The lieutenant stood silent for a time, grappling with that idea.
“But suppose I had helped perfect that hydrogen bomb,” he protested at last. “Wouldn’t it have crushed Stalin?
“Only to set up some more monstrous enemy of freedom in his place,” the commander answered, “because your friends in the cave had already been contaminated with those ideas I gave Lenin. The absolute power of that weapon would have stricken then with absolute corruption. You can find a thousand examples of the process in interstellar history.”
“I’m not an historian.” The lieutenant caught himself staring at the gun on the desk, and looked up uncomfortably. “The plight of Sol III is already desperate,” he muttered. “I don’t see how anything could make it worse.”

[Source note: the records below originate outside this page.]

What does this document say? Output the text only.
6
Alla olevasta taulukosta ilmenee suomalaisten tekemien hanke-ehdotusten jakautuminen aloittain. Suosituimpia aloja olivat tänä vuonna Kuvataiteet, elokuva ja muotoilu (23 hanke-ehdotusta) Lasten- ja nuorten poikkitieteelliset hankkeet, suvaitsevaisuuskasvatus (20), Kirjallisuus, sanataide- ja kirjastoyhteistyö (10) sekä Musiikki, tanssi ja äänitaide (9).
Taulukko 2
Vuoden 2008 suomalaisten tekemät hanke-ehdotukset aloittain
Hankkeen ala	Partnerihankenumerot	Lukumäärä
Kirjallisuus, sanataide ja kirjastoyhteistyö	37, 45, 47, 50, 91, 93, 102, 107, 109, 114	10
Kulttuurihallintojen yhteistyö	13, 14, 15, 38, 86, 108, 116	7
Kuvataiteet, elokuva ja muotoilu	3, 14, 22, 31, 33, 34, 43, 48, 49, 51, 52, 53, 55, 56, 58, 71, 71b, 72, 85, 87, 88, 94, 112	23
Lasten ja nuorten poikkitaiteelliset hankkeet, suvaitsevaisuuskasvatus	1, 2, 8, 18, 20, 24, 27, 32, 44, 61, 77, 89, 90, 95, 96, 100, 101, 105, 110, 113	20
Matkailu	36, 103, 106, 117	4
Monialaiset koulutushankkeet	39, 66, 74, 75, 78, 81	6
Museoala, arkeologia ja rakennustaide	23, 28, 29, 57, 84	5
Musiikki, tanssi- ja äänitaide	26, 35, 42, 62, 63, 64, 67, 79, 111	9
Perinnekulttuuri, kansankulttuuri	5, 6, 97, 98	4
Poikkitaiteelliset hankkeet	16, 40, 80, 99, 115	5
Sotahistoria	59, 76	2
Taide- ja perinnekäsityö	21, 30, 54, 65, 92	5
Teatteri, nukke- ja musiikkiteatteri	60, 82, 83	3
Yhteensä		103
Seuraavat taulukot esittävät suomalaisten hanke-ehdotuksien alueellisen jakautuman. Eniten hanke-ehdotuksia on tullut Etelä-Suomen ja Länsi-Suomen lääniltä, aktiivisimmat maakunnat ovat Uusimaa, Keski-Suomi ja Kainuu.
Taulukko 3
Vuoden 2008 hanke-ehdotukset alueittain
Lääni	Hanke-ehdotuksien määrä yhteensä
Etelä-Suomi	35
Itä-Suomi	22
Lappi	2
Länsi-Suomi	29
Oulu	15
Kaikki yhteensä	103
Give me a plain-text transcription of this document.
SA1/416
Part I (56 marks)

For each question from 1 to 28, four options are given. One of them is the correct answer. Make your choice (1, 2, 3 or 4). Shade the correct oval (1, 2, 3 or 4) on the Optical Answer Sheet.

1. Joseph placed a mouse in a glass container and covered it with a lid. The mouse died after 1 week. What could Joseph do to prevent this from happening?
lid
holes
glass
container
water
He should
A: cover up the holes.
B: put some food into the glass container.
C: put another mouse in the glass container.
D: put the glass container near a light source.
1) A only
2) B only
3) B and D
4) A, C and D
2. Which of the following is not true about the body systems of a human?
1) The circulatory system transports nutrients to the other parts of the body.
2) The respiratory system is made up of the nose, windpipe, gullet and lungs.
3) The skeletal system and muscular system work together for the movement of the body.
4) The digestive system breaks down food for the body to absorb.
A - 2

“The outlook isn’t that black.” The tired man smiled faintly. “Not if the Covenants are faithfully enforced. In spite of all the harm I did that night, these people still have a reasonable chance to create a free civilization.”
“I don’t see how.”
“I think I do.” The commander nodded soberly. “I’ve been reading a good bit of history, since I began to see the wisdom of the Covenants, and I’m willing to risk a forecast for the future of Sol III.”
The lieutenant waited hopefully. “The free tribes of America have not yet been seriously corrupted by what I told Lenin that night,” the commander said. “They are equipped to detect this last explosion, and it should make them look to their own defenses. If they are stimulated to perfect a hydrogen bomb, it will be something of their own, which they can use without self-destruction.” The lieutenant stood watching the gun.
“I understand,” he whispered at last. He picked up the gun and returned it to the commander. “And I . . . I’m guilty, sir.”
“And you will make the same atonement I have made,” the stern man told him. “You will renounce civilization and your own career. You will stay on here to watch against the sort of men we used to be and to see that the Covenants are enforced.”